Matthieu 27, 5

Jetant alors les pièces d’argent dans le Temple, il se retira et alla se pendre.

Jetant alors les pièces d’argent dans le Temple, il se retira et alla se pendre.
Saint Thomas d'Aquin
2802. Puis le désespoir est présenté. En effet, celui qui désespère des biens temporels ne s’intéresse plus à rien. [Judas] agit ainsi : JETANT ALORS LES PIÈCES DANS LE TEMPLE, IL SE RETIRA (il ne s’intéressait plus à l’argent) ET S’EN ALLA SE PENDRE. On lit ainsi en Ac 1, 18 qu’il se pendit et éclata par le milieu. Et pourquoi ? Origène dit qu’il arrive que le Diable précipite quelqu’un dans le péché, et qu’en lui laissant de l’espace, il veut encore le précipiter dans un autre. C’est ce qu’a voulu éviter l’Apôtre lorsqu’il dit, en 2 Co 2, 7 : De crainte que cet homme-là ne sombre dans une tristesse encore plus grande. Ainsi Judas a-t-il tellement sombré qu’IL S’EN ALLA SE PENDRE. Ps 68, 16 : Que je ne sombre pas dans l’abîme ! Origène rappelle l’opinion de certains qui disaient que, parce que Judas avait entendu parler de la résurrection, il croyait aller au-devant du Christ, et que ce fut la raison pour laquelle il se pendit.

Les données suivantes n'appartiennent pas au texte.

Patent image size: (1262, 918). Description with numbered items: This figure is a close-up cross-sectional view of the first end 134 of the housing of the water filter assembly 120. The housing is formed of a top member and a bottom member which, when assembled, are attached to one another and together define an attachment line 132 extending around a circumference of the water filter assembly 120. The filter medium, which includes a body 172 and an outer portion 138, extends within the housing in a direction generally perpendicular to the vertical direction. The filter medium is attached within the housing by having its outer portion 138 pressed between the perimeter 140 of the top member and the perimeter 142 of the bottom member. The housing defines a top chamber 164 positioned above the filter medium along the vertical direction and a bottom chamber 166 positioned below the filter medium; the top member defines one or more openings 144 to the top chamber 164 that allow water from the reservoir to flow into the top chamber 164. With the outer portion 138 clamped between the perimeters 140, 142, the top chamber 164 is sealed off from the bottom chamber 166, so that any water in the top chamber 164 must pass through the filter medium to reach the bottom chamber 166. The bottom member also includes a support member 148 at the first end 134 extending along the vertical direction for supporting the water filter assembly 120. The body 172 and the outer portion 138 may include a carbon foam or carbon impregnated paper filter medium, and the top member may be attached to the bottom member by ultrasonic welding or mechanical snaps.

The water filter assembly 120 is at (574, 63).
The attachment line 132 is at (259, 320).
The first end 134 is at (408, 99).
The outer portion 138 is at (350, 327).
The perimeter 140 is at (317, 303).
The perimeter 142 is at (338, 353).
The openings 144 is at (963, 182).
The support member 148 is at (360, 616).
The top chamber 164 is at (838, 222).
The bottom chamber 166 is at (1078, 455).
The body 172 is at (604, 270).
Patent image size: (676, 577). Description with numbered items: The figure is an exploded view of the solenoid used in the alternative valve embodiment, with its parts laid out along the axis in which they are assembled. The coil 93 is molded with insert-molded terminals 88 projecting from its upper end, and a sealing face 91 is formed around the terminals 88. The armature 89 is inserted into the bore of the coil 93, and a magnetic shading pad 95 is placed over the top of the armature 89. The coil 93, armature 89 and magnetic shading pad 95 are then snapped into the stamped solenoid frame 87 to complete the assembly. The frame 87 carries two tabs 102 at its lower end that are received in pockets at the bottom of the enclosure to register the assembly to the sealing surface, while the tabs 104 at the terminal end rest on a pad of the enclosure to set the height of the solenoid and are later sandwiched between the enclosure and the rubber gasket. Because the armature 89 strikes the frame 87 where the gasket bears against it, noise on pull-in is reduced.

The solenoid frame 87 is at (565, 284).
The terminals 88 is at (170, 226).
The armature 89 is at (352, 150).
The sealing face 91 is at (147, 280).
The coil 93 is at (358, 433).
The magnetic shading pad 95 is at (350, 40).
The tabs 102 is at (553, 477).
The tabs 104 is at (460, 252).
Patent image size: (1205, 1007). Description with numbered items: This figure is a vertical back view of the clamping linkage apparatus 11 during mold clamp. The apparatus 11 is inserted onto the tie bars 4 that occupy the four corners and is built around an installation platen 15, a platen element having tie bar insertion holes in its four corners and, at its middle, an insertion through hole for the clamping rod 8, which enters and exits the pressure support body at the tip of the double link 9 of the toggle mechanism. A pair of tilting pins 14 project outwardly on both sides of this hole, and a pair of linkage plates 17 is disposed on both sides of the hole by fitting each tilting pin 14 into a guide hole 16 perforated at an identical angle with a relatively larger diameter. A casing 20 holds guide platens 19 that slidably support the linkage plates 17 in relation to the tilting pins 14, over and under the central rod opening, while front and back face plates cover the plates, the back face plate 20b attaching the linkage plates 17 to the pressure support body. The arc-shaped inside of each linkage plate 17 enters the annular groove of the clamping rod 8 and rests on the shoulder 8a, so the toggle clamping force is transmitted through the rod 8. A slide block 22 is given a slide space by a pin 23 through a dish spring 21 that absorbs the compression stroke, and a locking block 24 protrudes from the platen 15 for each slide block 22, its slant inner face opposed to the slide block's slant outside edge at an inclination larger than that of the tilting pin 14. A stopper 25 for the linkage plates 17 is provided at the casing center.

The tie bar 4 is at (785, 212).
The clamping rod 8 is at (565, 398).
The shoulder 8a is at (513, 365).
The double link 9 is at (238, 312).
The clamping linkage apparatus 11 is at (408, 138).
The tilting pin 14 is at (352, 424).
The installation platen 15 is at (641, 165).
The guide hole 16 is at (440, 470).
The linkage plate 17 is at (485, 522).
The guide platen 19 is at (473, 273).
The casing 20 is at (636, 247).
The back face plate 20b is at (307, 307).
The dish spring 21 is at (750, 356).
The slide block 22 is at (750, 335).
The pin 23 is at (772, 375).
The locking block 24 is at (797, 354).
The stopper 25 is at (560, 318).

2803. Augustin cherche à savoir quand cela se produisit. Car, si on veut bien examiner la chose, on trouvera difficilement un moment avant la passion où cela aurait pu arriver, car les grands prêtres s’occupèrent toute la journée de la mort du Christ. De même, le jour suivant était le sabbat, et ils n’auraient pas pris d’argent le jour même. C’est pourquoi Augustin semble vouloir dire que cela arriva après la résurrection. Toutefois, on peut dire que, si certains approchèrent Pilate et s’occupèrent de la mort du Christ, certains étaient néanmoins demeurés dans le temple, et c’est à eux que Judas donna les trente deniers.
Louis-Claude Fillion
Ayant jeté les pièces d'argent. La réponse brutale des prêtres mit le comble au désespoir de Judas. Il commence par jeter dans le temple, comme un témoignage contre eux et pour rescinder l'infâme contrat, les trente pièces d'argent qui ont causé sa perte. - Dans le temple. Il est vrai que l'accès de l'enceinte sacrée était réservé exclusivement aux prêtres : mais les laïques pouvaient entrer dans le vestibule du temple, et c'est là sans doute que Judas jeta les trente deniers. Il est possible aussi, comme le conjecturent des auteurs sérieux (Meyer, Alford, Tregelles, Fouard, etc.) que le traître, dans un élan désespéré, ait envahi le Saint pour y lancer les trente deniers. Ensuite il s'en alla, probablement hors de la ville, et il mit fin à ses jours d'une manière honteuse et criminelle. Il se pendit ! Et pourtant on a essayé parfois de donner au verbe une signification figurée. Grotius, Hammond, Perizonius (De Morte Judae, Lugd. Bat. 1702) etc. le traduisent par « mourir de chagrin, se consumer de désespoir » : mais à quoi bon faire ainsi de l'arbitraire pour donner à Judas une mort honorable qu'il n'a pas eue ? D'un autre côté, Origène et Ligthfoot se livrent, quoique en des sens très divers, à tous les écarts d'une imagination ardente lorsqu'ils représentent, le premier, Comm. in Matth. h.l., Judas se précipitant par une mort volontaire dans le séjour des trépassés pour y devancer son Maître, se jeter à ses pieds et implorer sa miséricorde ; le second, le diable saisissant le traître au moment où il sortait du temple, l'enlevant dans les airs et le lançant à terre après l'avoir étranglé. Cf. Hor. Talm. in Matth. in h.l. La réalité ne fut ni si belle, ni si affreuse, quoiqu'il lui reste suffisamment d'horreurs. Les détails cités par S. Pierre dans le discours que nous avons signalé plus haut ne contredisent en rien le récit de l'Évangile. Plusieurs rationalistes (cf. K. Hase, Leben Jesu p. 165) n'hésitent pas à le reconnaître. Toute la différence consiste dans les points de vue divers auxquels se placent les deux narrateurs. Tandis que S. Matthieu insiste davantage sur l'action personnelle de Judas, le prince des Apôtres note surtout l'action de la Providence qui permit qu'une circonstance horrible vint s'ajouter à la mort du traître. Voir Warneccius, de Suspension Judae, ap. Iken, Thesaurus phil.-Theolog. t. 2, p. 304 et ss.